Kültürel zenginlikler ortaya çıkarılıyor

Kültürel zenginlikler ortaya çıkarılıyor

Türkoloji Araştırmaları Enstitüsü Müdürü Prof. Dr. Bülent Bayram, “Türk dünyası ile ilgili yaptığımız çalışmalar ile birlikte coğrafyamızdaki kültürel zenginlikleri ortaya çıkarmaya devam ediyoruz” dedi

RÖPORTAJ:FETHULLAH HALLAÇ

Öncelikle, yeni bir yıla adım attığımız şu günlerin; sizlere, tüm yurdum insanına, tüm Türk dünyasına ve tüm İslam alemine hayırlar getirmesini diliyorum.Bu köşede ulu Türkistan’a dair konuları ele almaya çalıştığımız malum. Bugüne kadar yayınlanan yazılarımız da hep bu minvalde oldu. Bugün de bu konunun üst kimliği ve daha bilimsel çerçevede bu işleri yürüten Türkoloji’ye değinmeye ve öğrencisi olduğum Ahmet Yesevi Üniversitesi’nde yer alan Türkoloji Araştırmaları Enstitüsü ile sizleri tanıştırmaya çalışacağım.Geçtiğimiz günlerde Ahmet Yesevi Üniversitesi (AYÜ) Türkistan yerleşkesi kütüphanesinde gerçekleşen bir etkinlikte, enstitünün düzenli yayın organı olan akademik Türkoloji Dergisi’nin 20. yılını kutladık.
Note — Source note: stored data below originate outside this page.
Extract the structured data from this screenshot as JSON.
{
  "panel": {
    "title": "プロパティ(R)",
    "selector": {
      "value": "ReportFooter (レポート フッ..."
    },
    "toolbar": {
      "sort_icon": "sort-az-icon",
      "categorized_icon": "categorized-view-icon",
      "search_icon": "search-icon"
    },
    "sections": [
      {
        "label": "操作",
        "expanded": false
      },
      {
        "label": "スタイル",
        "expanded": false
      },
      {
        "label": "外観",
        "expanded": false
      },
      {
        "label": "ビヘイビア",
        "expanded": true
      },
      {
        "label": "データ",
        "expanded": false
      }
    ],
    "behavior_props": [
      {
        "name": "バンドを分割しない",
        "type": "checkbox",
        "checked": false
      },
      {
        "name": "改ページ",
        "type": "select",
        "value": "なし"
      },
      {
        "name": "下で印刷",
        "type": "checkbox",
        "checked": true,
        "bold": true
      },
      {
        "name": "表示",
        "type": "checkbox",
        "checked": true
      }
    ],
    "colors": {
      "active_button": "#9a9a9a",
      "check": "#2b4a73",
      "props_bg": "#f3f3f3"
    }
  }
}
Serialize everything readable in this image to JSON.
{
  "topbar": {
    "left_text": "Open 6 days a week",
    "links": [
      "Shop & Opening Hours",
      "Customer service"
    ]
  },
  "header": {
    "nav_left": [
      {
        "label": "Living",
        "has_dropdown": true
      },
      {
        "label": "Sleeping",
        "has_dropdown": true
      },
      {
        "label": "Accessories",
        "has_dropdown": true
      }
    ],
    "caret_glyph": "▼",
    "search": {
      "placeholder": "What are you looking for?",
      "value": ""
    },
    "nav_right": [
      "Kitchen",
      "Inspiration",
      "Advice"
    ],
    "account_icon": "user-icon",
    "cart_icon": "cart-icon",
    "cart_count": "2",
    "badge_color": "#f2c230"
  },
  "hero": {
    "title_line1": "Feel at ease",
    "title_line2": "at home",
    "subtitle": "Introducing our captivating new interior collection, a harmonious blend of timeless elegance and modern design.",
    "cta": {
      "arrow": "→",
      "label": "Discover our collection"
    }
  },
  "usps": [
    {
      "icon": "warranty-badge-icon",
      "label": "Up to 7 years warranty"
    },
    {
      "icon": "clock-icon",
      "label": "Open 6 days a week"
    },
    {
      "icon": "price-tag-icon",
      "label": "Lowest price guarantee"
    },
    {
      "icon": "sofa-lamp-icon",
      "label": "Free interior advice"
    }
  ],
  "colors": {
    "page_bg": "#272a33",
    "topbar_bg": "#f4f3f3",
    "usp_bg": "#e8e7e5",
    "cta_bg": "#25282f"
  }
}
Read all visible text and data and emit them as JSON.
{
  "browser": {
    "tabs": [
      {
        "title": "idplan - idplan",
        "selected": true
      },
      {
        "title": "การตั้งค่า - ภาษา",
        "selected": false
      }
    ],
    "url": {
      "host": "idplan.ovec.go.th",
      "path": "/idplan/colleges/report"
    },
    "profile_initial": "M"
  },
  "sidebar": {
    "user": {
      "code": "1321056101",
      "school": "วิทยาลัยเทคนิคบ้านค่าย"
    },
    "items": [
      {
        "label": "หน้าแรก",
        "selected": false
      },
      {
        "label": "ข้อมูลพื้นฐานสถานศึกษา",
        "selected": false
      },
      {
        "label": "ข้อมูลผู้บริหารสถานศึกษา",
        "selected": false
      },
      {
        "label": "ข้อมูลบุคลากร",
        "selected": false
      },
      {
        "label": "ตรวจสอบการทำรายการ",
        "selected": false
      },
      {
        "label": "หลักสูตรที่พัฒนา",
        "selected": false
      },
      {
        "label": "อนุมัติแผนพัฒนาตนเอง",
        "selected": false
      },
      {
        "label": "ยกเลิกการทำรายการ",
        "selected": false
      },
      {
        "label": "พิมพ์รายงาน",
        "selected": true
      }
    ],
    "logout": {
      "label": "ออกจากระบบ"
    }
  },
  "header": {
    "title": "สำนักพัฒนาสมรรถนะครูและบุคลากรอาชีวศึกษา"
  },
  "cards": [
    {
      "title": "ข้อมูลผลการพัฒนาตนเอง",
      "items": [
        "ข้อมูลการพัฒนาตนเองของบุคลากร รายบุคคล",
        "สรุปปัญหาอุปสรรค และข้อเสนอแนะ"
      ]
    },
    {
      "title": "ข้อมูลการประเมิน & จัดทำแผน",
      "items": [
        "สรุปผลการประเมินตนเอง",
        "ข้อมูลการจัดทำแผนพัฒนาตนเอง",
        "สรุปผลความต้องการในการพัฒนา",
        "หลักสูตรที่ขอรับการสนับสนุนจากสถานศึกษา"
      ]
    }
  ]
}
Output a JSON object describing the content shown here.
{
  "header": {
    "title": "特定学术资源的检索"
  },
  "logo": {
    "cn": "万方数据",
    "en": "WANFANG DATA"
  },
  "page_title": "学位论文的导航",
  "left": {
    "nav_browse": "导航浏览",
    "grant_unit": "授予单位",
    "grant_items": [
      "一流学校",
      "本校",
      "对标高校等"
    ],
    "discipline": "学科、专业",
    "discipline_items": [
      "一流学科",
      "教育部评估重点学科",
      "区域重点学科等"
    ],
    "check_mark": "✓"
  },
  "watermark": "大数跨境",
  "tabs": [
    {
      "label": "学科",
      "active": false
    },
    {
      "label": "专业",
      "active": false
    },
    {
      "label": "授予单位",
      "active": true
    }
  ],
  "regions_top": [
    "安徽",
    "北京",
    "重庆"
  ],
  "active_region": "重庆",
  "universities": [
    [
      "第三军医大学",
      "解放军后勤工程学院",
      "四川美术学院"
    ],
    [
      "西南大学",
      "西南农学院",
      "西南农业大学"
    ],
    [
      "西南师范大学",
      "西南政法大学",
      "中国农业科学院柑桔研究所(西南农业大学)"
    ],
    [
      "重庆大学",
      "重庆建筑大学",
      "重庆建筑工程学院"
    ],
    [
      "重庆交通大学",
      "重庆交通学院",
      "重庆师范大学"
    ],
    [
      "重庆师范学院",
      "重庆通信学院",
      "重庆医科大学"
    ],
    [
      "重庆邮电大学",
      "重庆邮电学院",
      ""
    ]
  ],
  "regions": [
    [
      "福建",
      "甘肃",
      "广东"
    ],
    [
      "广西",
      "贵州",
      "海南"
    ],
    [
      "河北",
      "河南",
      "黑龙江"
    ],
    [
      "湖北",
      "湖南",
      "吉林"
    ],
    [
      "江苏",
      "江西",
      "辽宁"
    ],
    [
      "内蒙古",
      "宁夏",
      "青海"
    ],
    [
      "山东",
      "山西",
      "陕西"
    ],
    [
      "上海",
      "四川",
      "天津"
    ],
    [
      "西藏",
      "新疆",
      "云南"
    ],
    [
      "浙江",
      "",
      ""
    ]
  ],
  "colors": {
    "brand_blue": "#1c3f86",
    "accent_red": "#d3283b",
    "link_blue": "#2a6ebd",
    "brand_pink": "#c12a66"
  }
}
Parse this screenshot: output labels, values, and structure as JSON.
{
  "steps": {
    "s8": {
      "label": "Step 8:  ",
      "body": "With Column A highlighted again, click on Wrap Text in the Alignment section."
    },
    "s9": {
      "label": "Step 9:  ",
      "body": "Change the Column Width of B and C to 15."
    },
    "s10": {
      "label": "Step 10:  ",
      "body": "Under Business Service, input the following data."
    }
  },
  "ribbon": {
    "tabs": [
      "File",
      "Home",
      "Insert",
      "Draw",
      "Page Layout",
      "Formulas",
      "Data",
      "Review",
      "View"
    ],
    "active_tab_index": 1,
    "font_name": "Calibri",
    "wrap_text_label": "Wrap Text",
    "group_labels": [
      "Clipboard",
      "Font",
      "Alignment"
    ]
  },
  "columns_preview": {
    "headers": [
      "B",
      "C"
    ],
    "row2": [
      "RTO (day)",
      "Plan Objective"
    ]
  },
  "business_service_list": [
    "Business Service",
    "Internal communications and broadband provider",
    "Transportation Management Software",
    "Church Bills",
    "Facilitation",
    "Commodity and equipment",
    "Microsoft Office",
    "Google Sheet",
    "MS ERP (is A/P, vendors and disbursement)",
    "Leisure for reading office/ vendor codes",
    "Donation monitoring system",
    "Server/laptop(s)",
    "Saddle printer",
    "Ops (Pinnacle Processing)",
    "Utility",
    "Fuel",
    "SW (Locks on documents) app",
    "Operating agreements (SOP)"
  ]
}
TÜRKOLOJİ ÇALIŞMALARI ÇOK ÖNEMLİ

Bu vesile ile hem bu çalışmaların hem de Türkoloji’nin ne kadar önemli olduğunu bir kez daha hissetmiş oldum. Kendi alanım olmaması hasebiyle çok içerisinde yer almadığım ama üniversiteye başladığım günden bu yana çalışmalarını sürekli takip ettiğim AYÜ Türkoloji Araştırmaları Enstitüsü hakkında bir şeyler yazmasam bu köşeye haksızlık etmiş olurum diye düşündüm. Enstitünün halihazırda müdürü olarak görev yapan kıymetli hocamız Prof. Dr. Bülent Bayramile mütemadiyen bir araya gelip ilminden istifade etmeye çalışıyorum. Bu etkinlik sonrasında kendisiyle enstitü hakkında ve dergi hakkında da ufak bir söyleşi yaptık. Prof. Bülent Hoca azami zorluklar karşısında azami gayretle çalışmalar yürüterek enstitüyü daha iyi noktalara taşımakta kararlı. Kendisiyle soru cevap şeklinde yaptığımız söyleşiyi de kısaca burada paylaşmak istiyorum.

 

TÜRK DÜNYASI İLE İLGİLİ ÇALIŞMALAR SÜRECEK

**Hocam öncelikle enstitünün kısaca tarihini özetler misiniz?

-Bildiğimiz üzere Sovyetler Birliği’nin dağılmasıyla birlikte bağımsızlığını kazanan cumhuriyetlerle Türkiye arasında hızlı bir şekilde ilişkiler kurulmaya başlandı. Bunun bir neticesi olarak Türkiye ile Kazakistan arasında yapılan ikili anlaşmalarla Hoca Ahmet Yesevi’nin de türbesinin yer aldığı ve Türk dünyası için önemli bir konumda bulunan Türkistan şehrinde üniversitemiz kuruldu. Üniversitemizin kuruluş amaçları, vizyonu ve misyonu dikkate alındığında özellikle ortak tarih, dil, edebiyat, kültür gibi alanlarda yapılacak çalışmaların da öne çıkması beklenmişti. Bu çerçevede üniversitemiz kurulduktan hemen sonra çalışmalar yapmaya başlanmış ve Türkoloji araştırmaları da üniversite bünyesinde enstitümüz kurulmadan önce farklı fakülte, enstitü ve araştırma merkezleri tarafından yürütülmüş. İlerleyen zamanla birlikte 2000 yılında üniversitemiz senatosu tarafından Kazakistan Tarihi ve Arkeoloji Bölümü temelinde Türkoloji Araştırmaları Enstitüsü açılmış. Enstitümüzün temel programını da; Milli uyanış çerçevesine Türk kültürünün devamlılığı: Türkoloji bilimi alanında dil, tarih, kültür, arkeolojik mirasla ilgili teorik ve metodolojik çalışmalar olarak açıklayabiliriz.

 

**Bu çerçevede enstitü çalışmaları hakkında bilgi verebilir misiniz?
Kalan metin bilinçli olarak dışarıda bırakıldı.